I am pleased to announce that I have submitted my interim report for my Independent Investigation into NSW Water Management and Compliance to the Secretary of the NSW Department of Industry.

The Investigation was commissioned following the broadcast on 24 July of an ABC Four Corners program "Pumped: who is benefiting from the billions spent on the Murray-Darling?” The program prompted significant public concern about the effectiveness of current NSW compliance and enforcement arrangements for water. In the light of my initial investigations, I share these concerns.

There are now no less than five separate inquiries or reviews that have been proposed, launched, or widened to address issues raised in the ABC Four Corners program.

I have focused my interim report on whether the Department's policies, procedures and actions were appropriate and have recommended whether further actions should be undertaken.

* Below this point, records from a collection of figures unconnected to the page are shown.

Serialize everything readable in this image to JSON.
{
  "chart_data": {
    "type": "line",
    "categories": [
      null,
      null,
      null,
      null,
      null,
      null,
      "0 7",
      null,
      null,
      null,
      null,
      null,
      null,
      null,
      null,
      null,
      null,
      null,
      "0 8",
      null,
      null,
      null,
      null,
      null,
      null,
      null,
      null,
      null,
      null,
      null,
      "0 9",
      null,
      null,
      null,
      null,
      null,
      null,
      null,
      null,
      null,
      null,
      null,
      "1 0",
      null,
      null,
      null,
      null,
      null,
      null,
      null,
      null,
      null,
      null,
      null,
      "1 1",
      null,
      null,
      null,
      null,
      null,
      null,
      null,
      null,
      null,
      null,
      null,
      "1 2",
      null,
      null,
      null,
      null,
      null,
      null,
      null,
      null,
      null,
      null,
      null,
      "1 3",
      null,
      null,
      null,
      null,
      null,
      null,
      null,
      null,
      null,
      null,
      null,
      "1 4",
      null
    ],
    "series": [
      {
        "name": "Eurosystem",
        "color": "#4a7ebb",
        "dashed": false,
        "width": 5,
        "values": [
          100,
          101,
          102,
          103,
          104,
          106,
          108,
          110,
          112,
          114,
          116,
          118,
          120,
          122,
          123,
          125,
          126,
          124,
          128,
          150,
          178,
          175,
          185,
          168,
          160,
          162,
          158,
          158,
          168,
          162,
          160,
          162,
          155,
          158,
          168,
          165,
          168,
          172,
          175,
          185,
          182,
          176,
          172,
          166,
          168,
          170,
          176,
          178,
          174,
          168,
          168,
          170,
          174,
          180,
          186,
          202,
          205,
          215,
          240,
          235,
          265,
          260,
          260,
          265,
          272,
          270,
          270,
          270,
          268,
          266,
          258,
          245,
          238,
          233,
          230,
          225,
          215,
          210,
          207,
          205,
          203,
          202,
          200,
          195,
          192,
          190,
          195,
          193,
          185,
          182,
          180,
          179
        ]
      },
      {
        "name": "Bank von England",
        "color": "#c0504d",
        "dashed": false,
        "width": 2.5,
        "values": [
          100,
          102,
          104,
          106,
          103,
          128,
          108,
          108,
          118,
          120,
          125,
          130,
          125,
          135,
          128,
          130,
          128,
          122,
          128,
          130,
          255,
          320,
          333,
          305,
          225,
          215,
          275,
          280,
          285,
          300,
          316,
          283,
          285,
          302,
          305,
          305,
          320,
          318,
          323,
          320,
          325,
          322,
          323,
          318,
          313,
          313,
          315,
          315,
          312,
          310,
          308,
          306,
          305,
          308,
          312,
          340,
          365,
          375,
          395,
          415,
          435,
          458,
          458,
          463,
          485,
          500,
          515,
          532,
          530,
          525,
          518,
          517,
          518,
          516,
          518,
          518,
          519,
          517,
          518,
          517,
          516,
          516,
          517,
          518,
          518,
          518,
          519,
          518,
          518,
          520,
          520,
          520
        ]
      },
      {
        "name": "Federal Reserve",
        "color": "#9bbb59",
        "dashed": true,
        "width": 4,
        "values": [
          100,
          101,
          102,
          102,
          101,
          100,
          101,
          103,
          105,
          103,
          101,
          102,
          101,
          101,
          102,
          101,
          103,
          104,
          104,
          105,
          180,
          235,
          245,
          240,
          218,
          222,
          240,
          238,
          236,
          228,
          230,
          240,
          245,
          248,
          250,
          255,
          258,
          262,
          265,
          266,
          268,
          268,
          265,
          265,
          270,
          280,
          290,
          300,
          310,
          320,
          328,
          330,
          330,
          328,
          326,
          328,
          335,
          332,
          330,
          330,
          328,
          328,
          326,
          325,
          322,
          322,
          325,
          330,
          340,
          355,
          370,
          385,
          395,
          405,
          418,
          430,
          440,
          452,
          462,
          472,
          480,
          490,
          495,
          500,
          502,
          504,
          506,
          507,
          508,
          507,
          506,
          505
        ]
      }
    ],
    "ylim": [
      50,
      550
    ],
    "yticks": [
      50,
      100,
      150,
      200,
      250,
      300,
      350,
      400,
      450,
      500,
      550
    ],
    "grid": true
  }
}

Further testing of the specific allegations about non-compliant or illegal irrigation activities will be carried forward in other investigation processes.

My principal finding is that water-related compliance and enforcement arrangements in NSW have been ineffectual and require significant and urgent improvement.

A ‘systemic fix’ is required to address what are legacy issues. The major output of my report is therefore a set of recommended reforms I have called the Water Management Compliance Improvement Package. The key to these reforms is that any future system needs to be:

  • more transparent;
  • more independent; and
  • considerably more effective than the current system.

Part of this package includes proposals for how the Murray Darling Basin Authority could contribute. These proposals are subject to independent consideration by other basin states and the Authority itself. However, if they were to be picked up, many of the reforms now proposed for NSW would be carried also into other states—with benefits to the basin as a whole.

Despite the frequent discord about many water management issues, there is one thing that all parties agree on—non-compliant or illegal extraction of water should not be tolerated and should be dealt with firmly.

Some of these reforms may not be welcomed by the current beneficiaries of an inadequate system. However, to rebuild public confidence will require more than incremental change – no change is not an option.